Ada beberapa hal yang aku pelajari dari berkebun. Nggak tau ngaco apa nggak, kalau ngelamun di depan kebun kan suka kesambet gitu, kali ini kesambet Dewa Ganesha, ituloh simbol kampus gajah yang konon menggambarkan kebijaksanaan. Eeeaaaa. Ya masa bidadari kesambet setan, ya kesambet dewa-dewi dong, kan aku berasal dari khayangan~ (obat mana obat)

Tentang Tanah

Menjadi tukang kebun amatir, aku sedikit paham bahwasanya merawat tanaman itu artinya merawat tanah. Tanah tempat tanamannya hidup, kalau tanahnya bagus, tanaman pasti tumbuh subur. Tanah ini menurut aku menyangkut nutrisi dan lingkungan fisik dimana dia tumbuh. Ini mirip sama kita manusia yang juga organisme bertumbuh. Misalnya aja lingkungan fisik sekitar rumah kita, atau orang-orang di dalam rumah kita, dan juga makanan yang masuk ke tubuh kita. Itu representasi tanah sih.
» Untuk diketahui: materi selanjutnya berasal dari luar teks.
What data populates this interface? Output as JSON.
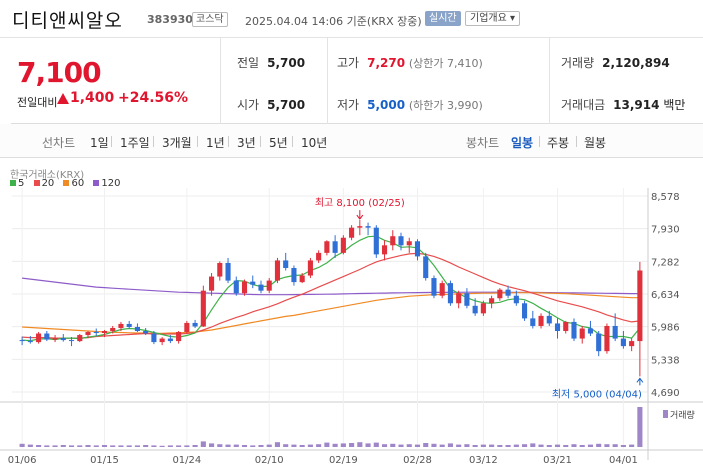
{
  "header": {
    "name": "디티앤씨알오",
    "code": "383930",
    "market": "코스닥",
    "timestamp": "2025.04.04 14:06 기준(KRX 장중)",
    "realtime": "실시간",
    "overview": "기업개요"
  },
  "summary": {
    "price": "7,100",
    "change_label": "전일대비",
    "change": "1,400",
    "change_pct": "+24.56%",
    "prev_label": "전일",
    "prev": "5,700",
    "open_label": "시가",
    "open": "5,700",
    "high_label": "고가",
    "high": "7,270",
    "upper_limit": "(상한가 7,410)",
    "low_label": "저가",
    "low": "5,000",
    "lower_limit": "(하한가 3,990)",
    "volume_label": "거래량",
    "volume": "2,120,894",
    "amount_label": "거래대금",
    "amount": "13,914",
    "amount_unit": "백만"
  },
  "periods": {
    "line_label": "선차트",
    "items": [
      "1일",
      "1주일",
      "3개월",
      "1년",
      "3년",
      "5년",
      "10년"
    ],
    "candle_label": "봉차트",
    "candle_items": [
      "일봉",
      "주봉",
      "월봉"
    ],
    "active_candle": "일봉"
  },
  "chart": {
    "source": "한국거래소(KRX)",
    "legend": [
      {
        "label": "5",
        "color": "#3fb14a"
      },
      {
        "label": "20",
        "color": "#e84c4c"
      },
      {
        "label": "60",
        "color": "#f08a24"
      },
      {
        "label": "120",
        "color": "#8e5cc9"
      }
    ],
    "high_annotation": "최고 8,100 (02/25)",
    "low_annotation": "최저 5,000 (04/04)",
    "volume_label": "거래량",
    "up_color": "#e0303c",
    "down_color": "#2f6fd6"
  },
  "chart_data": {
    "type": "candlestick",
    "y_ticks": [
      "8,578",
      "7,930",
      "7,282",
      "6,634",
      "5,986",
      "5,338",
      "4,690"
    ],
    "ylim": [
      4690,
      8578
    ],
    "x_ticks": [
      "01/06",
      "01/15",
      "01/24",
      "02/10",
      "02/19",
      "02/28",
      "03/12",
      "03/21",
      "04/01"
    ],
    "candles": [
      [
        5720,
        5790,
        5620,
        5700
      ],
      [
        5700,
        5800,
        5650,
        5680
      ],
      [
        5680,
        5880,
        5650,
        5850
      ],
      [
        5850,
        5900,
        5700,
        5730
      ],
      [
        5730,
        5820,
        5680,
        5760
      ],
      [
        5760,
        5840,
        5690,
        5720
      ],
      [
        5720,
        5780,
        5600,
        5700
      ],
      [
        5700,
        5840,
        5680,
        5820
      ],
      [
        5820,
        5900,
        5760,
        5880
      ],
      [
        5880,
        5950,
        5800,
        5860
      ],
      [
        5860,
        5920,
        5780,
        5900
      ],
      [
        5900,
        6000,
        5850,
        5960
      ],
      [
        5960,
        6080,
        5900,
        6040
      ],
      [
        6040,
        6100,
        5950,
        5980
      ],
      [
        5980,
        6050,
        5880,
        5900
      ],
      [
        5900,
        5960,
        5820,
        5850
      ],
      [
        5850,
        5900,
        5640,
        5680
      ],
      [
        5680,
        5780,
        5620,
        5750
      ],
      [
        5750,
        5820,
        5660,
        5700
      ],
      [
        5700,
        5900,
        5650,
        5880
      ],
      [
        5880,
        6100,
        5850,
        6060
      ],
      [
        6060,
        6120,
        5960,
        5990
      ],
      [
        5990,
        6800,
        5980,
        6700
      ],
      [
        6700,
        7050,
        6600,
        6980
      ],
      [
        6980,
        7280,
        6900,
        7250
      ],
      [
        7250,
        7350,
        6850,
        6900
      ],
      [
        6900,
        6980,
        6600,
        6650
      ],
      [
        6650,
        6920,
        6600,
        6880
      ],
      [
        6880,
        7000,
        6750,
        6820
      ],
      [
        6820,
        6900,
        6650,
        6700
      ],
      [
        6700,
        6950,
        6650,
        6900
      ],
      [
        6900,
        7350,
        6850,
        7300
      ],
      [
        7300,
        7450,
        7100,
        7150
      ],
      [
        7150,
        7200,
        6800,
        6870
      ],
      [
        6870,
        7050,
        6850,
        7000
      ],
      [
        7000,
        7350,
        6950,
        7300
      ],
      [
        7300,
        7500,
        7250,
        7450
      ],
      [
        7450,
        7700,
        7400,
        7680
      ],
      [
        7680,
        7800,
        7350,
        7450
      ],
      [
        7450,
        7800,
        7420,
        7750
      ],
      [
        7750,
        8000,
        7700,
        7950
      ],
      [
        7950,
        8100,
        7800,
        7980
      ],
      [
        7980,
        8050,
        7800,
        7950
      ],
      [
        7950,
        8000,
        7350,
        7420
      ],
      [
        7420,
        7700,
        7300,
        7600
      ],
      [
        7600,
        7900,
        7500,
        7780
      ],
      [
        7780,
        7850,
        7500,
        7600
      ],
      [
        7600,
        7750,
        7450,
        7680
      ],
      [
        7680,
        7720,
        7300,
        7380
      ],
      [
        7380,
        7450,
        6900,
        6950
      ],
      [
        6950,
        7000,
        6550,
        6600
      ],
      [
        6600,
        6900,
        6550,
        6850
      ],
      [
        6850,
        6900,
        6400,
        6450
      ],
      [
        6450,
        6700,
        6350,
        6650
      ],
      [
        6650,
        6750,
        6350,
        6400
      ],
      [
        6400,
        6550,
        6200,
        6250
      ],
      [
        6250,
        6500,
        6200,
        6450
      ],
      [
        6450,
        6600,
        6350,
        6550
      ],
      [
        6550,
        6750,
        6500,
        6720
      ],
      [
        6720,
        6800,
        6550,
        6600
      ],
      [
        6600,
        6700,
        6400,
        6450
      ],
      [
        6450,
        6500,
        6100,
        6150
      ],
      [
        6150,
        6300,
        5950,
        6000
      ],
      [
        6000,
        6250,
        5950,
        6200
      ],
      [
        6200,
        6300,
        6000,
        6050
      ],
      [
        6050,
        6150,
        5750,
        5900
      ],
      [
        5900,
        6100,
        5850,
        6080
      ],
      [
        6080,
        6150,
        5700,
        5750
      ],
      [
        5750,
        6000,
        5650,
        5950
      ],
      [
        5950,
        6100,
        5800,
        5850
      ],
      [
        5850,
        5900,
        5400,
        5500
      ],
      [
        5500,
        6050,
        5450,
        6000
      ],
      [
        6000,
        6250,
        5700,
        5750
      ],
      [
        5750,
        5900,
        5550,
        5600
      ],
      [
        5600,
        5760,
        5500,
        5700
      ],
      [
        5700,
        7270,
        5000,
        7100
      ]
    ],
    "volumes": [
      8,
      6,
      5,
      4,
      4,
      5,
      4,
      4,
      5,
      4,
      5,
      4,
      4,
      4,
      4,
      5,
      4,
      3,
      4,
      4,
      4,
      5,
      14,
      9,
      7,
      6,
      6,
      5,
      4,
      5,
      6,
      12,
      7,
      6,
      5,
      6,
      7,
      11,
      8,
      9,
      10,
      12,
      9,
      11,
      7,
      8,
      6,
      7,
      6,
      10,
      8,
      6,
      9,
      6,
      7,
      5,
      6,
      6,
      5,
      5,
      6,
      7,
      9,
      6,
      5,
      6,
      5,
      7,
      5,
      6,
      8,
      7,
      7,
      5,
      6,
      100
    ],
    "ma5": [
      5720,
      5710,
      5740,
      5750,
      5730,
      5760,
      5760,
      5750,
      5780,
      5800,
      5830,
      5880,
      5930,
      5950,
      5940,
      5910,
      5870,
      5830,
      5790,
      5780,
      5810,
      5860,
      6060,
      6320,
      6560,
      6760,
      6900,
      6890,
      6820,
      6780,
      6790,
      6920,
      6970,
      7000,
      7010,
      7100,
      7160,
      7250,
      7380,
      7470,
      7600,
      7700,
      7770,
      7780,
      7700,
      7650,
      7560,
      7570,
      7550,
      7400,
      7200,
      6970,
      6740,
      6640,
      6560,
      6500,
      6460,
      6450,
      6470,
      6520,
      6540,
      6520,
      6450,
      6350,
      6260,
      6160,
      6070,
      6050,
      5990,
      5960,
      5840,
      5790,
      5790,
      5790,
      5760,
      5960
    ],
    "ma20": [
      5780,
      5770,
      5770,
      5770,
      5760,
      5760,
      5760,
      5760,
      5770,
      5790,
      5800,
      5810,
      5820,
      5830,
      5840,
      5850,
      5840,
      5840,
      5840,
      5840,
      5850,
      5870,
      5920,
      5980,
      6050,
      6110,
      6170,
      6220,
      6280,
      6330,
      6380,
      6440,
      6510,
      6570,
      6630,
      6700,
      6770,
      6840,
      6910,
      6980,
      7050,
      7120,
      7200,
      7270,
      7320,
      7360,
      7400,
      7430,
      7440,
      7420,
      7380,
      7320,
      7250,
      7170,
      7100,
      7030,
      6960,
      6890,
      6830,
      6780,
      6740,
      6700,
      6650,
      6600,
      6550,
      6500,
      6460,
      6420,
      6380,
      6330,
      6280,
      6220,
      6170,
      6120,
      6080,
      6100
    ],
    "ma60": [
      5980,
      5970,
      5960,
      5950,
      5940,
      5930,
      5920,
      5910,
      5900,
      5890,
      5880,
      5875,
      5870,
      5865,
      5860,
      5860,
      5855,
      5855,
      5860,
      5865,
      5870,
      5880,
      5900,
      5920,
      5950,
      5980,
      6010,
      6040,
      6070,
      6100,
      6130,
      6160,
      6190,
      6210,
      6240,
      6270,
      6300,
      6330,
      6360,
      6390,
      6420,
      6450,
      6480,
      6510,
      6530,
      6550,
      6570,
      6590,
      6600,
      6610,
      6620,
      6625,
      6630,
      6635,
      6640,
      6645,
      6650,
      6650,
      6655,
      6655,
      6660,
      6660,
      6660,
      6655,
      6650,
      6645,
      6640,
      6630,
      6620,
      6610,
      6600,
      6590,
      6580,
      6570,
      6560,
      6560
    ],
    "ma120": [
      6950,
      6930,
      6910,
      6890,
      6870,
      6850,
      6830,
      6810,
      6790,
      6770,
      6760,
      6750,
      6740,
      6730,
      6720,
      6710,
      6700,
      6690,
      6680,
      6670,
      6665,
      6660,
      6655,
      6650,
      6645,
      6640,
      6635,
      6630,
      6625,
      6620,
      6620,
      6620,
      6620,
      6622,
      6624,
      6626,
      6628,
      6630,
      6633,
      6636,
      6640,
      6643,
      6646,
      6650,
      6652,
      6655,
      6657,
      6660,
      6662,
      6664,
      6665,
      6666,
      6667,
      6668,
      6669,
      6670,
      6670,
      6670,
      6669,
      6668,
      6667,
      6666,
      6665,
      6664,
      6662,
      6660,
      6658,
      6656,
      6654,
      6652,
      6650,
      6648,
      6646,
      6644,
      6642,
      6640
    ]
  }
}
Aku pernah nanam bunga dari benih, dan ga tumbuh, ternyata di tanahnya ada keong-keong kecil banget yang aku duga makanin benihnya, jadi hilang begitu aja itu tanaman. Pernah juga liat ada tanaman yang karena di pot yang kecil tanahnya sedikit, dia tumbuh lebih kecil kalau dibandingkan dengan tanaman yang kutanam di pot besar dengan porsi tanah lebih banyak. Logis tapi seringkali terlupa. Tempat kita ditanam, mempengaruhi bagaimana proses kita bertumbuh.

Iya bener! Ada juga faktor lainnya kaya matahari, suhu, air, pupuk. Mungkin lebih jauh lagi ini ngomongin ekosistem sih ya. Jejaring dan jalinan interaksi komunitas di situ.

Aku jadi inget tentang bagaimana mendongkrak ekonomi akhir-akhir ini erat dikaitkan dengan ekosistem. Kata ‘ekosistem’ yang mulanya kita kenal dari biologi digunakan juga pada disiplin ilmu lain seperti sosial. Sebut saja yang sedang marak yakni ekosistem kewirausahaan, dimana kalau mau ngegerakin entrepreneurship itu bukan cuman ngomongin pengusahanya aja, tapi semua stakeholder yang ngebangun ekosistem tersebut! Jadi intinya ngomongin apapun itu, selalu balik lagi ke ekosistem nya!

Benih

Masih inget kan di awal aku beli benih banyak. Dari sini juga belajar.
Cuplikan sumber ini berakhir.